Denver, CO (PRWEB) April 22, 2014
As Business Culture Evolves Across the Nation, the American Institute of Architects is Repositioning to Keep Pace
With the rise of the information economy, organizations across America are being asked by members and other stakeholders to streamline operations and do more with less. Culling from best practices in both the for-profit and non-profit sectors, The American Institute of Architects (AIA) in Colorado today announced the merger of its state chapter and four local chapters into a single entity, AIA Colorado.
“This restructuring will cut administrative red tape and free up human capital,” said Cathy Rosset, executive vice president and CEO of AIA Colorado, “allowing us to focus more robust resources on outreach, advocacy and knowledge—both locally and statewide.”
Having hosted the 2013 AIA National Convention in Denver, AIA Colorado is leveraging that leadership momentum to establish an example for best practices nationwide. The move is part and parcel of the national AIA Repositioning Initiative, and AIA Colorado is being viewed as a proving ground for this innovative new approach: “Realigning our own professional culture is the best hope we have to build a preferred future,” said Helene Combs Dreiling, FAIA, 2014 AIA National president. “And that means being open to change.” Other AIA components around the country are calling on AIA Colorado as they explore similar business models within their own states.
The repositioning is aimed at engaging wider audiences, including future architects, clients and governing entities, advocating for public policy that affects the profession of architecture and the spheres in which architects practice, and advancing a culture of education and innovation. And it does not end with this restructuring. Through a newly established Programs Evaluation Committee, more than 200 programs and services are undergoing rigorous review to determine how best to ensure their impact on the common goals identified as most important to members. “These days people are less interested in sitting on committees just for social reasons,” said Harvey Hine, AIA, president of AIA Colorado North. “They want their efforts to have real-world impact.”
The merger promises to provide greater benefit to AIA Colorado’s diverse membership of architects, engineers, contractors and other leaders in the built environment. Local chapters (now designated as sections) will maintain their identity and programming according to regional needs, but will be empowered with greater resources to do so.

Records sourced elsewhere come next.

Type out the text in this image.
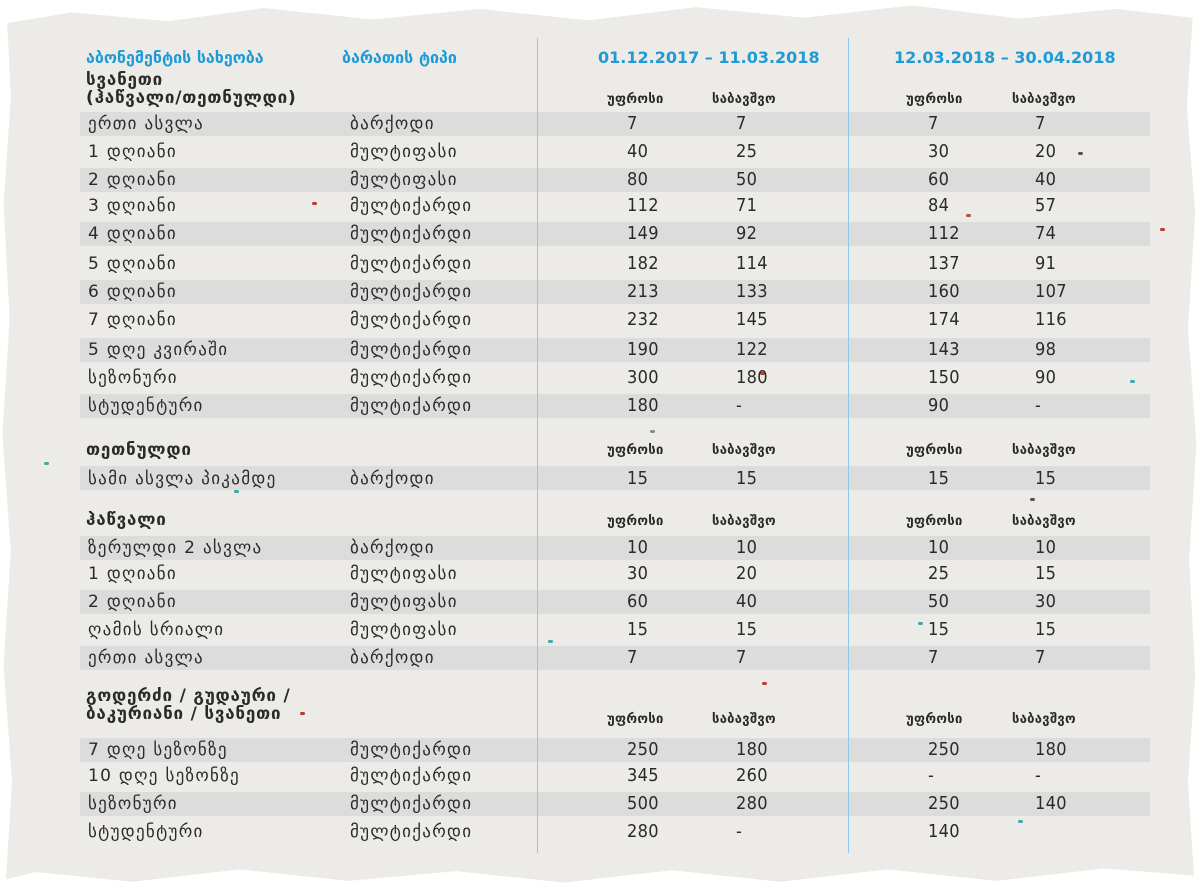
აბონემენტის სახეობა	ბარათის ტიპი	01.12.2017 – 11.03.2018	12.03.2018 – 30.04.2018
სვანეთი
(ჰაწვალი/თეთნულდი)	უფროსი	საბავშვო	უფროსი	საბავშვო
ერთი ასვლა	ბარქოდი	7	7	7	7
1 დღიანი	მულტიფასი	40	25	30	20
2 დღიანი	მულტიფასი	80	50	60	40
3 დღიანი	მულტიქარდი	112	71	84	57
4 დღიანი	მულტიქარდი	149	92	112	74
5 დღიანი	მულტიქარდი	182	114	137	91
6 დღიანი	მულტიქარდი	213	133	160	107
7 დღიანი	მულტიქარდი	232	145	174	116
5 დღე კვირაში	მულტიქარდი	190	122	143	98
სეზონური	მულტიქარდი	300	180	150	90
სტუდენტური	მულტიქარდი	180	-	90	-
თეთნულდი	უფროსი	საბავშვო	უფროსი	საბავშვო
სამი ასვლა პიკამდე	ბარქოდი	15	15	15	15
ჰაწვალი	უფროსი	საბავშვო	უფროსი	საბავშვო
ზერულდი 2 ასვლა	ბარქოდი	10	10	10	10
1 დღიანი	მულტიფასი	30	20	25	15
2 დღიანი	მულტიფასი	60	40	50	30
ღამის სრიალი	მულტიფასი	15	15	15	15
ერთი ასვლა	ბარქოდი	7	7	7	7
გოდერძი / გუდაური /
ბაკურიანი / სვანეთი	უფროსი	საბავშვო	უფროსი	საბავშვო
7 დღე სეზონზე	მულტიქარდი	250	180	250	180
10 დღე სეზონზე	მულტიქარდი	345	260	-	-
სეზონური	მულტიქარდი	500	280	250	140
სტუდენტური	მულტიქარდი	280	-	140
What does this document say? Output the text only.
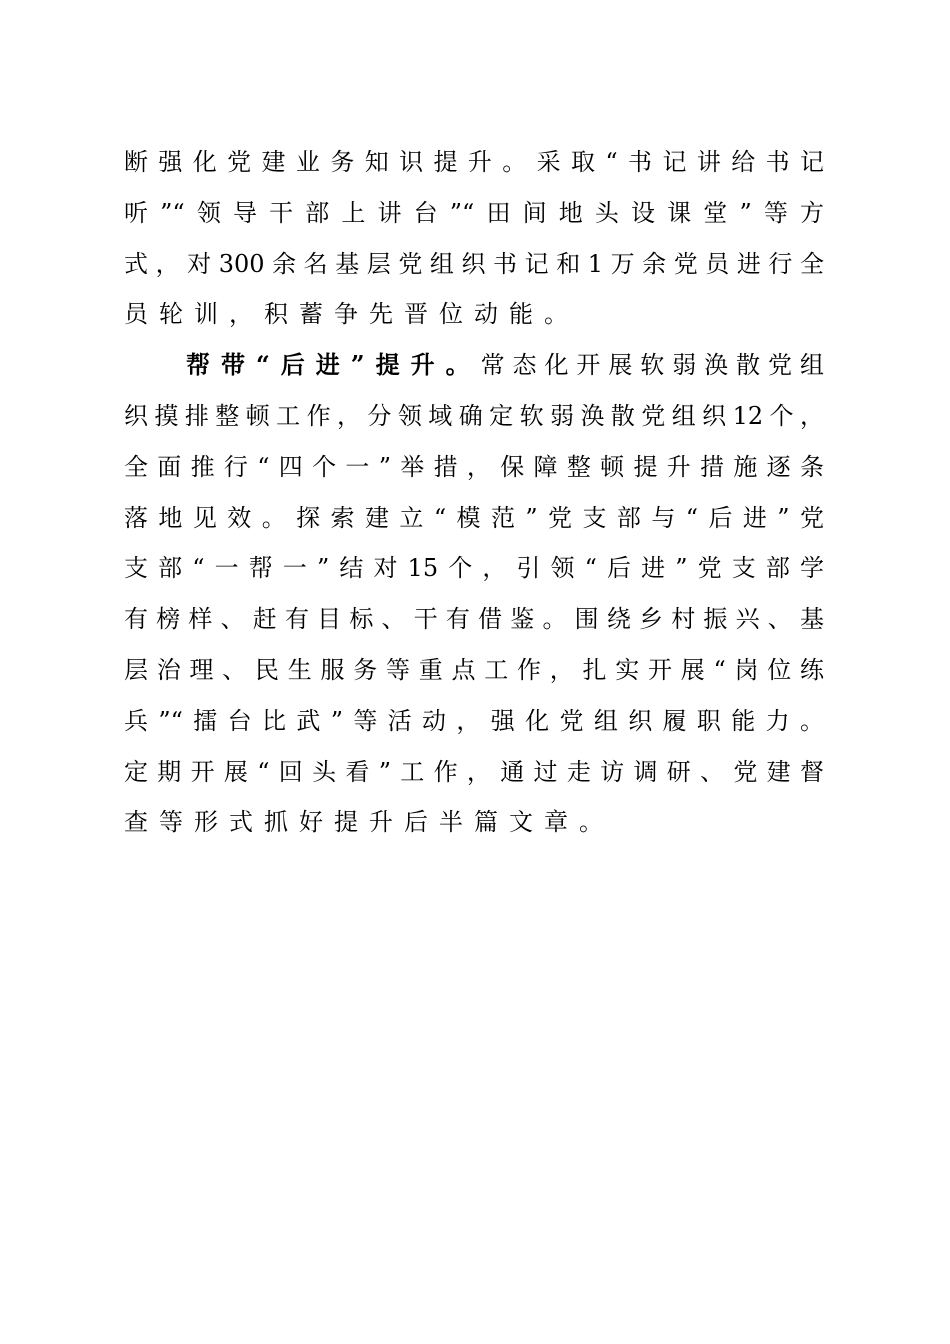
断强化党建业务知识提升。采取“书记讲给书记
听”“领导干部上讲台”“田间地头设课堂”等方
式，对300余名基层党组织书记和1万余党员进行全
员轮训，积蓄争先晋位动能。
帮带“后进”提升。 常态化开展软弱涣散党组
织摸排整顿工作，分领域确定软弱涣散党组织12个，
全面推行“四个一”举措，保障整顿提升措施逐条
落地见效。探索建立“模范”党支部与“后进”党
支部“一帮一”结对15个，引领“后进”党支部学
有榜样、赶有目标、干有借鉴。围绕乡村振兴、基
层治理、民生服务等重点工作，扎实开展“岗位练
兵”“擂台比武”等活动，强化党组织履职能力。
定期开展“回头看”工作，通过走访调研、党建督
查等形式抓好提升后半篇文章。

Member volunteers and staff will focus less on governance and more on big ideas: “We believe board meetings should be strategic in nature and not managerial,” said Chris Green, FAIA, a past president of both AIA Colorado West and AIA Colorado. “Now we can concentrate on what really matters, on moonshots: eliminating blight, stabilizing energy, reducing water waste…”

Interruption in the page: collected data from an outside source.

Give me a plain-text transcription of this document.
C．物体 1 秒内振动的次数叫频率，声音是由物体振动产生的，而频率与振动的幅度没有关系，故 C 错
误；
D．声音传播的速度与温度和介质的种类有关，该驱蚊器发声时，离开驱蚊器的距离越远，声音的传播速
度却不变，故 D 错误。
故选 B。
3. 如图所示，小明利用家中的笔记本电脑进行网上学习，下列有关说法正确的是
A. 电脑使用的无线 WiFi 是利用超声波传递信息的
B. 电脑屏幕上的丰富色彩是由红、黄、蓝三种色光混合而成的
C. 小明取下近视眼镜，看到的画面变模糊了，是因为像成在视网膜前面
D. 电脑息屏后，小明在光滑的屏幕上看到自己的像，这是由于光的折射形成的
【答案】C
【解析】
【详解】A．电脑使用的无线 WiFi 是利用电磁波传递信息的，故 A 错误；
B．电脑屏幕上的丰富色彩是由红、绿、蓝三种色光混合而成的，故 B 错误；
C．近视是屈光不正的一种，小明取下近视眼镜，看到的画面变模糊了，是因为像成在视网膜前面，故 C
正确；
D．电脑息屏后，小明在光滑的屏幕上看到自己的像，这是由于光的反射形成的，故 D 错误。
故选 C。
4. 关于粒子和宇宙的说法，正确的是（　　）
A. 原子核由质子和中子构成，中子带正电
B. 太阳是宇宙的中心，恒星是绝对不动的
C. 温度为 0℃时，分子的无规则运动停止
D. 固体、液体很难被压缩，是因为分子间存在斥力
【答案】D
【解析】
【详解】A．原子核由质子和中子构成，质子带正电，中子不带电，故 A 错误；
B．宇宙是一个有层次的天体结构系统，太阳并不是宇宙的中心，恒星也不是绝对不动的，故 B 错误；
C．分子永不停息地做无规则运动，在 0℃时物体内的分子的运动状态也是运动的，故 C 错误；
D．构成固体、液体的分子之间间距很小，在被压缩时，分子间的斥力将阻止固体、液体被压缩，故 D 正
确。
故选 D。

“There’s a palpable sense of energy across the state,” said Timothy J. Stroh, AIA, president of AIA Colorado South. “Through the repositioning, I think we’ve found that next gear.” It is a sentiment shared by Kevin Eronimous, AIA, 2014 president of the AIA Colorado Board of Directors: “We’re seeing greater involvement from emerging professionals and experienced practitioners alike,” Eronimous said. “It’s an exciting time to be a part of the AIA.”